In 1997, Nico started his own domaine with three hectares of vines inherited from an uncle. After a period in which some of the wines he made were labelled 'Domaine Rossignol-Jeanniard', and some 'Domaine Nicolas Rossignol', he began to buy the fruit from his (Rossignol-Jeanniard) family, and label these simply 'Nicolas Rossignol' (without the 'domaine'). Now the vines (all 16 hectares) are finally in the 'Domaine Nicolas Rossignol', and labelled as such. To handle this sizeable domaine, Nico needed a new winery. Having started with a chaotic assemblage of tanks in a building in the village of Volnay, he had moved to share Ben Leroux's winery on the Beaune ring road, but Nico had dreams of his own place and built his impressive new winery in 2016. A fantastic bespoke build, admittedly in a ZI (Zone Industrielle) on the outskirts of Beaune, which he recognises is not ideal for the 'folklore' aspect, it is a perfect tool for the job, and does have a good view of all 'his' bits of the Côte - from a sort of eyrie on the roof.
Like many Burgundy domaines, the appellations have proliferated as the surface area of the vineyard has increased with lots of little (and some quite large) parcels of vines in Aloxe ('village'), Savigny ('village' and two Premiers Crus), Beaune (three Premiers Crus), Pernand ('village' and one Premier Cru), Pommard (three 'village' wines and six Premiers Crus) and Volnay ('village' and seven Premiers Crus).
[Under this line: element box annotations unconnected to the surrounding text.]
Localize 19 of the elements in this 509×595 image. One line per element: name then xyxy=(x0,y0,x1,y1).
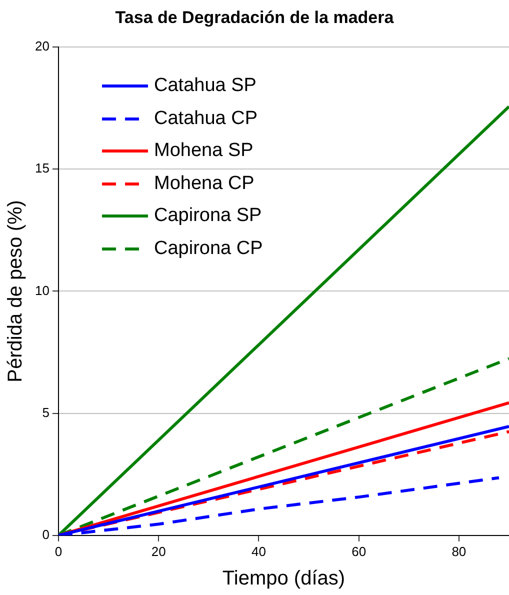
y-axis-title: Pérdida de peso (%) xyxy=(4,200,27,382)
legend-label: Capirona SP xyxy=(154,205,262,228)
x-tick-label: 80 xyxy=(452,544,466,559)
y-tick-label: 20 xyxy=(34,38,50,54)
legend-label: Catahua SP xyxy=(154,75,256,98)
x-tick-label: 40 xyxy=(251,544,266,559)
legend-label: Mohena SP xyxy=(154,140,254,162)
y-tick-label: 15 xyxy=(34,160,50,176)
x-tick-label: 0 xyxy=(54,544,62,559)
legend-label: Mohena CP xyxy=(154,172,254,195)
y-tick-label: 0 xyxy=(42,526,50,542)
x-axis-title: Tiempo (días) xyxy=(222,568,346,590)
y-tick-label: 5 xyxy=(42,404,50,420)
x-tick-label: 20 xyxy=(151,544,166,559)
x-tick-label: 60 xyxy=(352,544,366,559)
legend-label: Capirona CP xyxy=(154,238,263,260)
y-tick-label: 10 xyxy=(34,282,50,298)
legend-label: Catahua CP xyxy=(154,108,258,130)
chart-title: Tasa de Degradación de la madera xyxy=(114,8,395,28)
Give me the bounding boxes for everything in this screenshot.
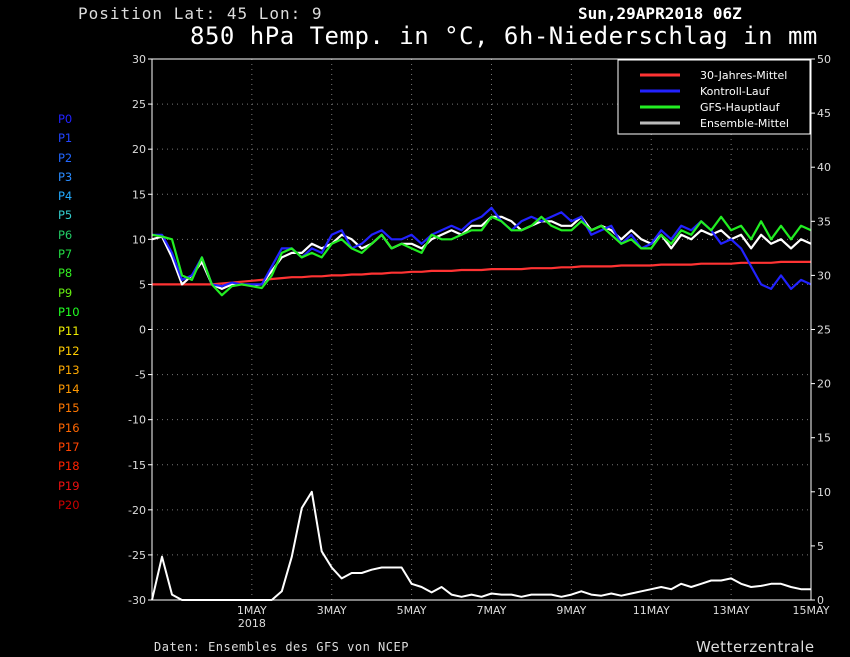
member-label-p13: P13 xyxy=(58,362,80,377)
legend-label: Kontroll-Lauf xyxy=(700,85,771,98)
y-left-tick-label: 20 xyxy=(132,143,146,156)
y-left-tick-label: 5 xyxy=(139,278,146,291)
legend: 30-Jahres-Mittel Kontroll-Lauf GFS-Hauptla… xyxy=(617,59,811,135)
y-right-tick-label: 5 xyxy=(817,540,824,553)
x-tick-label: 3MAY xyxy=(317,604,347,617)
y-right-tick-label: 25 xyxy=(817,324,831,337)
grid xyxy=(152,59,811,600)
x-tick-label: 1MAY xyxy=(237,604,267,617)
member-label-p10: P10 xyxy=(58,304,80,319)
member-label-p11: P11 xyxy=(58,324,80,339)
y-right-tick-label: 0 xyxy=(817,594,824,607)
y-right-tick-label: 30 xyxy=(817,269,831,282)
run-date: Sun,29APR2018 06Z xyxy=(578,4,742,23)
member-label-p19: P19 xyxy=(58,478,80,493)
member-label-p12: P12 xyxy=(58,343,80,358)
member-label-p4: P4 xyxy=(58,189,73,204)
member-label-p14: P14 xyxy=(58,382,80,397)
legend-label: GFS-Hauptlauf xyxy=(700,101,781,114)
member-label-p2: P2 xyxy=(58,150,73,165)
y-right-tick-label: 20 xyxy=(817,378,831,391)
y-left-tick-label: -30 xyxy=(128,594,146,607)
chart-title: 850 hPa Temp. in °C, 6h-Niederschlag in … xyxy=(190,22,818,50)
y-right-tick-label: 40 xyxy=(817,161,831,174)
30-jahres-mittel-line xyxy=(152,260,811,286)
member-label-p15: P15 xyxy=(58,401,80,416)
y-left-tick-label: 0 xyxy=(139,324,146,337)
y-right-tick-label: 15 xyxy=(817,432,831,445)
x-tick-label: 15MAY xyxy=(793,604,830,617)
x-tick-label: 9MAY xyxy=(556,604,586,617)
member-label-p6: P6 xyxy=(58,227,73,242)
x-tick-label: 11MAY xyxy=(633,604,670,617)
y-right-tick-label: 45 xyxy=(817,107,831,120)
x-tick-label: 7MAY xyxy=(477,604,507,617)
position-label: Position Lat: 45 Lon: 9 xyxy=(78,4,323,23)
y-axis-left: 30 25 20 15 10 5 0 -5 -10 -15 -20 -25 -30 xyxy=(128,53,152,607)
y-left-tick-label: -20 xyxy=(128,504,146,517)
legend-label: 30-Jahres-Mittel xyxy=(700,69,787,82)
member-list: P0 P1 P2 P3 P4 P5 P6 P7 P8 P9 P10 P11 P1… xyxy=(58,110,80,515)
member-label-p3: P3 xyxy=(58,169,73,184)
y-right-tick-label: 35 xyxy=(817,215,831,228)
y-left-tick-label: 10 xyxy=(132,233,146,246)
series-lines xyxy=(151,206,812,601)
x-tick-label: 5MAY xyxy=(397,604,427,617)
y-right-tick-label: 10 xyxy=(817,486,831,499)
y-left-tick-label: 25 xyxy=(132,98,146,111)
member-label-p9: P9 xyxy=(58,285,73,300)
y-left-tick-label: 30 xyxy=(132,53,146,66)
member-label-p1: P1 xyxy=(58,131,73,146)
legend-label: Ensemble-Mittel xyxy=(700,117,789,130)
y-left-tick-label: -10 xyxy=(128,414,146,427)
member-label-p17: P17 xyxy=(58,440,80,455)
y-left-tick-label: 15 xyxy=(132,188,146,201)
y-left-tick-label: -5 xyxy=(135,369,146,382)
x-tick-label: 13MAY xyxy=(713,604,750,617)
ensemble-mittel-niederschlag-line xyxy=(151,490,811,601)
gfs-hauptlauf-line xyxy=(151,215,812,297)
brand-label: Wetterzentrale xyxy=(696,638,815,656)
x-tick-sublabel: 2018 xyxy=(238,617,266,630)
member-label-p7: P7 xyxy=(58,247,73,262)
kontroll-lauf-line xyxy=(152,206,812,290)
member-label-p0: P0 xyxy=(58,112,73,126)
member-label-p5: P5 xyxy=(58,208,73,223)
member-label-p20: P20 xyxy=(58,497,80,512)
member-label-p8: P8 xyxy=(58,266,73,281)
plot-frame xyxy=(151,58,812,601)
data-credit: Daten: Ensembles des GFS von NCEP xyxy=(154,640,409,654)
y-left-tick-label: -15 xyxy=(128,459,146,472)
y-right-tick-label: 50 xyxy=(817,53,831,66)
member-label-p18: P18 xyxy=(58,459,80,474)
y-left-tick-label: -25 xyxy=(128,549,146,562)
member-label-p16: P16 xyxy=(58,420,80,435)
With two cuvées of Bourgogne Rouge, this adds up to twenty-eight different wines. Like Burgundy more generally, the joy of tasting here is recognising the individual character of each plot, modulated by the conditions of the vintage, of course, but each with their own distinct personality
The viticulture of the domaine is inspired by biodynamics, but Nico is pragmatic, and although no weedkillers are used and the vineyards are maintained by ploughing, he says that there are both good and bad things in biodynamics, and he will use conventional fungicides to combat disease. At harvest time the grapes are picked into eight kilo boxes, and transported to the winery in them to minimise handling. They are then carefully sorted, before either being de-stemmed (but with the berries left intact) before being put in the fermentation vat, or put in directly as whole bunches. Nico uses varying proportions of whole bunch fermentation depending on the type of wine each vineyard gives, and of course on the health and 'ripeness' of the stems. A classic fermentation using the natural yeats on the grapes ensues, with punchdowns (pigeage) and pumpovers (remontage) used to extract flavour from the grapes, or to oxygenate the wine and refine its structure - the amount used judged by tastings throughout the process. After the vatting the free-run juice is separated from the pressed juice - the latter being blended back as required if necessary after tasting. The wine is put into barrel by gravity (with the amount of new wood between 0 and 50%), and aged for between ten and twenty months depending on the wine and the vintage, always on the lees without racking. The wood and the amount of heat used in making the barrels is also modulated for each wine. The malolactic fermentation is delayed for six months to increase aromatic complexity and structure to the wines. At the end of the ageing the wines are racked and blended in tank, before bottling without fining or filtration.
Nicolas makes deeply-coloured, flavourful wines. He is always keen to rubbish the generalisation that Pommard makes structured 'masculine' wines, as opposed to Volnay's supposedly 'feminine' ones, and proves his point with Pommards grown on clay and Volnays like his punchily structured 'Ronceret'. Each wine is very site-specific. Great winemaking here from a domaine that is really hitting its stride after many years of disappointing yields caused by hail and frost.